Gaussian noise can be added in order to account for random background.

With

  • fluxcompensator.cube.SyntheticCube.add_noise
  • fluxcompensator.image.SyntheticImage.add_noise

you can add random noise to a synthetic measurement val with

  • 3D (x, y, wav)
  • 2D (x, y)

dimesion for the different FC_objects <label_objects>, respectively.

Note

In case of a 3D ~fluxcompensator.cube.SyntheticCube different noise is added to every slice.

In any case add to your script:

# add noise
noise = FC_object.add_noise(mu_noise=0, sigma_noise=1e-13, seed=2, diagnostics=None)

The mu_noise and sigma_noise are given in the same units as the enteries of the image(s). If diagnostics=True an output of the noise will be created with the name test_cube_process-output_SC-noise.fits.
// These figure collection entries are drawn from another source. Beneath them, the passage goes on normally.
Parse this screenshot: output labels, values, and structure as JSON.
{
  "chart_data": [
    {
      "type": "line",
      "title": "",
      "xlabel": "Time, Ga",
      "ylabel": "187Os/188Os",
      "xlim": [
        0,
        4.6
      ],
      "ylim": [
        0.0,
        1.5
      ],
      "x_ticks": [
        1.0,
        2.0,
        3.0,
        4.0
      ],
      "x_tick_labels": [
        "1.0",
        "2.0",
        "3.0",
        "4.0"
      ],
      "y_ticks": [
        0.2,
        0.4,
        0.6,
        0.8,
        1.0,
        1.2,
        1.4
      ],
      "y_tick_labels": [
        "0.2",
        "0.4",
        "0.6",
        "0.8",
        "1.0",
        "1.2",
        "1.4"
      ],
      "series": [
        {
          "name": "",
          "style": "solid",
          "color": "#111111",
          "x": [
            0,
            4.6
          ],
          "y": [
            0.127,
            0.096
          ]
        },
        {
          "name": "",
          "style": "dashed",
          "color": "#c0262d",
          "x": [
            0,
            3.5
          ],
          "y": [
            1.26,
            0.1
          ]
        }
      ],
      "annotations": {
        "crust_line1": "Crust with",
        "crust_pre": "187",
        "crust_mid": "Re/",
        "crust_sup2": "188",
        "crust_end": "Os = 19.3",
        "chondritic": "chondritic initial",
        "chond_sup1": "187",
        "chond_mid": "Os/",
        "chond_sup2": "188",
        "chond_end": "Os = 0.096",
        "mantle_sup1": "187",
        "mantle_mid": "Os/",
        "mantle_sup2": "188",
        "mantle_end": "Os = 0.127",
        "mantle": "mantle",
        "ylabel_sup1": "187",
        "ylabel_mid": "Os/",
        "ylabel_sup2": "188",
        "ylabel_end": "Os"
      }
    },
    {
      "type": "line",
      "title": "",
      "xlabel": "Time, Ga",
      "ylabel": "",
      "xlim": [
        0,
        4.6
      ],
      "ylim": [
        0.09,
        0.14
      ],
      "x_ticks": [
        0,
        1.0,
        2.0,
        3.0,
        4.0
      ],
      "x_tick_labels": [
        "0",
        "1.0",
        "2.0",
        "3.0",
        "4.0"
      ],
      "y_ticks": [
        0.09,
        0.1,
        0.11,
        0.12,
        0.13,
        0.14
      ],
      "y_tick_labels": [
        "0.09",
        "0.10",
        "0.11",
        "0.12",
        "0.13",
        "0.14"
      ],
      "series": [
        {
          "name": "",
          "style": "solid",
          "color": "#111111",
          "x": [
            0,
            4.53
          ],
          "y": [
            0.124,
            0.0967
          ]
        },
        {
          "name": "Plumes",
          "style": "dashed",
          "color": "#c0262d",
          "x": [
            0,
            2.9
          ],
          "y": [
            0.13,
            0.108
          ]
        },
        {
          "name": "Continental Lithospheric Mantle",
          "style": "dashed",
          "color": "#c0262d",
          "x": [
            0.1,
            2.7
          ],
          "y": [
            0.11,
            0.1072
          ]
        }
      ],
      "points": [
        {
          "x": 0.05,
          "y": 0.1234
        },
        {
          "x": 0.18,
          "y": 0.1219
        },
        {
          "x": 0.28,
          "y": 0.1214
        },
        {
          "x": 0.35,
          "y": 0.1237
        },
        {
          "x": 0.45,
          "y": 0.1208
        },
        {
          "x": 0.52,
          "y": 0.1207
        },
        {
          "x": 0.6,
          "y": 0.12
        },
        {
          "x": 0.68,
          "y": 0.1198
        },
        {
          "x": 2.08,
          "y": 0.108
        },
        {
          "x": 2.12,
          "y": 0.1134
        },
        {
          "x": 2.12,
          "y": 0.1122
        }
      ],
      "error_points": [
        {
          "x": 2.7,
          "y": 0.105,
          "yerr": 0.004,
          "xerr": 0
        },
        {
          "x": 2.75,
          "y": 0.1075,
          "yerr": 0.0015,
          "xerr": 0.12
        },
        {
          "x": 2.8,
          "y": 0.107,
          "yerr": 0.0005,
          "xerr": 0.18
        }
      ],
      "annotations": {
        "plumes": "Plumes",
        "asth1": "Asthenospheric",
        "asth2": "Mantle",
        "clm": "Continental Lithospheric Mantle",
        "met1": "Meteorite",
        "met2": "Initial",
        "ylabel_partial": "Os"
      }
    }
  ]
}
Here <../media/test_cube_process-output_SC-noise.fits> you can see an example.

Warning

add_noise will not work for objects of ~fluxcompensator.sed.SyntheticSED or ~fluxcompensator.flux.SyntheticFlux.

Example: Plot

If the FC_object <label_objects> is a ~fluxcompensator.cube.SyntheticCube, you can produce an image output by following the instruction label_image_plot.

The essentials are given here; add to your script:

# plot noise.val at 60 microns
noise.plot_image(name='noise', wav_interest=60., set_cut=(1e-14, 9.4e-13),
                 single_cut=None, multi_cut=None, dpi=300)

In this case you will find the file test_cube_image_noise_set_cut_1.00e-14_9.40e-13_46.42_68.13.png in the same directory as example.py. If you extend the example described in label_cube, the image will be similar the following.

Note

The plot is not exactly the same at the previous cases, since we used random noise. Only if you fixed it with the seed option.

If the FC_objects <label_objects> is a ~fluxcompensator.image.SyntheticImage, because it was already convolved with a filter <label_filter> before, you plot with the following:

# plot noise.val (2D) at noise.wav
noise.plot_image(name='noise', set_cut=(1e-14, 9.4e-13), single_cut=None,
                 multi_cut=None, dpi=300)

In this case you will find the file test_cube_image_noise_set_cut_1.00e-14_9.40e-13_*.png in the same directory as example.py, where * stands for the filter limits.